I stay strong by surrounding myself with people who believe it is okay. I also block out the negative people in my life.
It sounds simple but the more I surround myself with my good friends and people who believe in the same things I believe in, I become stronger and happier.
I also stay strong by helping or talking to others who need someone to talk to, or who otherwise lacks the love and support due to the stigma surrounding mental illness. Whenever I help someone in any way, it validates my purpose and helps me keep going, no matter what others tell me.
We all need someone who lets us be honest about who we truly are, someone who says, “hey if you’re not okay, that’s okay.” Being that person for someone, helps me to continue what I do. And having others be that person for me, helps me to continue living during dark times.
Then she asked me, “What if all the people you thought were friends actively tell you they are not your friends and that you don’t matter and dismissed by family?”
I’ve been there before and it’s definitely not easy. But I had to let those people go, even family members. It was the best thing I’ve ever done.
There has been times where I had absolutely no one. It was the worst feeling.
Once my best friend once walked away from me for about a month and a half after we got in a fight. At this point, I had no other friends. It was the worst thing I ever experienced. I was hanging on each day by a piece of thread.

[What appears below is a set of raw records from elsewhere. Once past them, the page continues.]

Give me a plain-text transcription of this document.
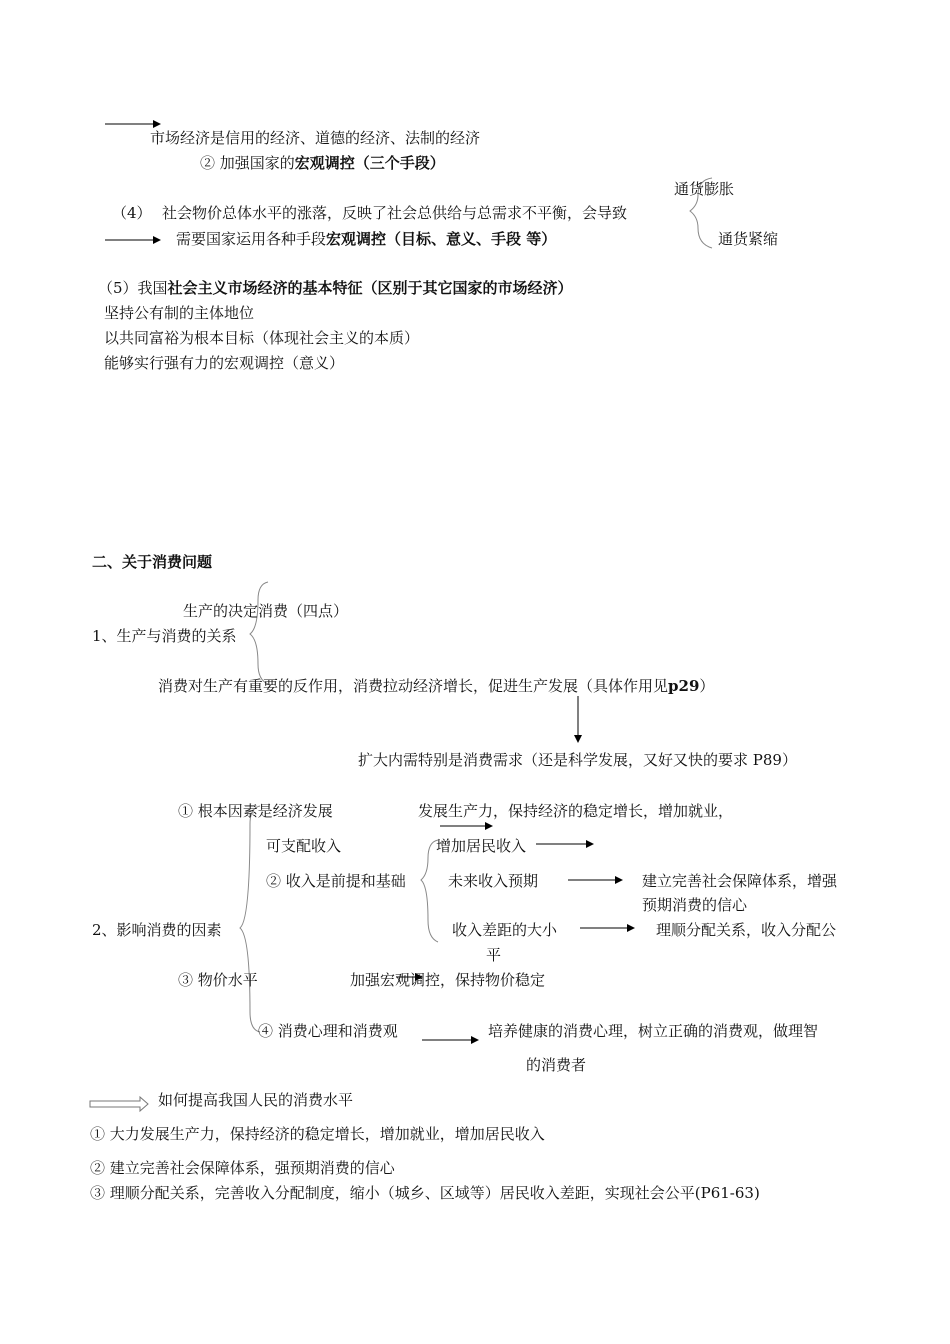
市场经济是信用的经济、道德的经济、法制的经济
② 加强国家的宏观调控（三个手段）
通货膨胀
（4） 社会物价总体水平的涨落，反映了社会总供给与总需求不平衡，会导致
通货紧缩
需要国家运用各种手段宏观调控（目标、意义、手段 等）
（5）我国社会主义市场经济的基本特征（区别于其它国家的市场经济）
坚持公有制的主体地位
以共同富裕为根本目标（体现社会主义的本质）
能够实行强有力的宏观调控（意义）
二、关于消费问题
生产的决定消费（四点）
1、生产与消费的关系
消费对生产有重要的反作用，消费拉动经济增长，促进生产发展（具体作用见p29）
扩大内需特别是消费需求（还是科学发展，又好又快的要求 P89）
① 根本因素是经济发展	发展生产力，保持经济的稳定增长，增加就业，
可支配收入	增加居民收入
② 收入是前提和基础	未来收入预期	建立完善社会保障体系，增强
预期消费的信心
2、影响消费的因素	收入差距的大小
平
理顺分配关系，收入分配公
③ 物价水平	加强宏观调控，保持物价稳定
④ 消费心理和消费观	培养健康的消费心理，树立正确的消费观，做理智
的消费者
如何提高我国人民的消费水平
① 大力发展生产力，保持经济的稳定增长，增加就业，增加居民收入
② 建立完善社会保障体系，强预期消费的信心
③ 理顺分配关系，完善收入分配制度，缩小（城乡、区域等）居民收入差距，实现社会公平(P61-63)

The scary part is I didn’t think she was coming back.
But with the help of outside support, I fought. I’m not too sure how I managed but I’m glad I did because my life is pretty great right now. I am helping more people than I ever imagined. She and I became best friends again, and I have more amazing friends who I would otherwise not have met if I gave up.
During that time that my best friend and I weren’t talking, I had to navigate this world alone. It wasn’t easy, but I did learn a lot about myself and I made some changes to better myself.
There might be times where you have to walk alone. But with outside support, you aren’t completely alone. Support is out there, even if it’s not in the people you expected it to be in.